Can anybody recommend a reference (paper/textbook) where I can look up the Penrose diagram for multi-black hole spacetimes or multi-center solutions? Appreciate.

 

[bcrowell]

The answer is probably that no such thing exists. We had some previous discussion here about the conditions under which one can draw a Penrose diagram, and although we discussed and clarified some issues, I don't think we ever came to a precise and general conclusion:

https://www.physicsforums.com/threads/necessary-conditions-for-a-penrose-diagram.789802/

Normally we draw Penrose diagrams for spacetimes that satisfy two conditions: (1) they're conformally flat, and (2) they have some symmetry. The conformal flatness is necessary in order to be able to make the light cones look right, which is a defining characteristic of a Penrose diagram. The symmetry is needed so that we can represent a four-dimensional manifold on a two-dimensional piece of paper.

Your example is actually one that I have in my notes on this subject as a prototypical example of a spacetime for which I think you can't make a Penrose diagram. Say you have three black holes that are not all along the same line. Then your spacetime lacks any symmetry whatsoever.

The discussion we had of this was not totally conclusive, and some people did point out examples that lacked spherical symmetry, but for which it was still possible to draw a Penrose diagram for some two-dimensional slice through the spacetime. But in your example, it's not at all obvious that any such two-dimensional slice gives broad or representative information about the whole spacetime.

 

[Ben Niehoff]

You can still draw conformal diagrams, where the lightcones are all upright, but you might need to make 3-dimensional diagrams. Somewhere I have seen this done for the C-metric, but I forget where.

 

[Ben Niehoff]

Found it. I think I remembered it from Exact Space-Times in Einstein's General Relativity. It's also on the arXiv:

http://arxiv.org/abs/gr-qc/0609056

 

[bcrowell]

I think I finally understood what had been confusing me before. I posted about this in the earlier thread.

In the example with three noncollinear black holes, there is a low level of symmetry. There are two ways you could try to deal with this.

One way is to take a two-dimensional slice or projection. If you can do this in such a way that lightlike geodesics still look like lightlike geodesics, then you're all set, because a two-dimensional manifold is always conformally flat. But can you do the slice so that lightlike geodesics look lightlike? I don't know. Even if you can manage to do this, there is no guarantee that the 2-d version is sufficiently representative of the behavior of the whole spacetime to make it useful.

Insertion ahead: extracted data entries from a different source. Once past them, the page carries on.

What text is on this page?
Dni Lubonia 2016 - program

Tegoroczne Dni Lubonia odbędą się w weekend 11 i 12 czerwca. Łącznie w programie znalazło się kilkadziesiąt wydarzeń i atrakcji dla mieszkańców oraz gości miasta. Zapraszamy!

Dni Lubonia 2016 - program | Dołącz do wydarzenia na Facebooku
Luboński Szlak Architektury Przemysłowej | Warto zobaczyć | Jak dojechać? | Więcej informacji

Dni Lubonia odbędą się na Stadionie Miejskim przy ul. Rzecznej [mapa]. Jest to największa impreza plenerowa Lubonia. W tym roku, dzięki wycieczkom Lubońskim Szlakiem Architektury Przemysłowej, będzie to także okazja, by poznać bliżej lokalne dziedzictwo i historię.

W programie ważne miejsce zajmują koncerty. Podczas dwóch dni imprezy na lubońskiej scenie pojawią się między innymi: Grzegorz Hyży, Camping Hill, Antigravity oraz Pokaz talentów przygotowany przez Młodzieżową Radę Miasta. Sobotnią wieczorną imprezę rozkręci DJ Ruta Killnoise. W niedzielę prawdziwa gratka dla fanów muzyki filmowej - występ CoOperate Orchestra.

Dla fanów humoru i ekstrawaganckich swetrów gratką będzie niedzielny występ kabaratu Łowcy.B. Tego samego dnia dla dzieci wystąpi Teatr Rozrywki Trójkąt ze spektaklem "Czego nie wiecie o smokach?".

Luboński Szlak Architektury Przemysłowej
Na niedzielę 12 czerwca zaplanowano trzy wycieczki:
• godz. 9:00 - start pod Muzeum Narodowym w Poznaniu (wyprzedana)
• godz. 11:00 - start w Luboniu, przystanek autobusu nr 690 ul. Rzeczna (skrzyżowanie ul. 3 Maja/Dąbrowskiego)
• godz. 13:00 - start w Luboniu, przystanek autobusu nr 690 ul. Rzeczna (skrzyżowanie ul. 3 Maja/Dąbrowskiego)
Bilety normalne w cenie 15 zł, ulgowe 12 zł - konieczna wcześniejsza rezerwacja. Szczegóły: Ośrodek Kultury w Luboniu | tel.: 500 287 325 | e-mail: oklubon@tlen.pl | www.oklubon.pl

Another way, as suggested by Ben Niehoff, is to do a Penrose diagram in more than two dimensions. The problem here is that then you have a 3- or 4-dimensional manifold, and manifolds in that many dimensions may not be conformally flat. The original, 3+1-dimensional spacetime certainly isn't conformally flat in this example.

 

[Roy_1981]

Many thanks to Ben for the wonderful reference and to bcrowell for the inputs/thoughts. I was really struggling with this yesterday and got completely exhausted. Indeed more than three dimensional diagrams seem to be the way to go.

 

[bcrowell]

Many thanks to Ben for the wonderful reference and to bcrowell for the inputs/thoughts. I was really struggling with this yesterday and got completely exhausted. Indeed more than three dimensional diagrams seem to be the way to go.

Seems unlikely to me that this strategy will work, since I don't see how you're going to get a three-dimensional submanifold that is conformally flat. But if you do make it work, please post to tell us about it. I'd be interested to see your results.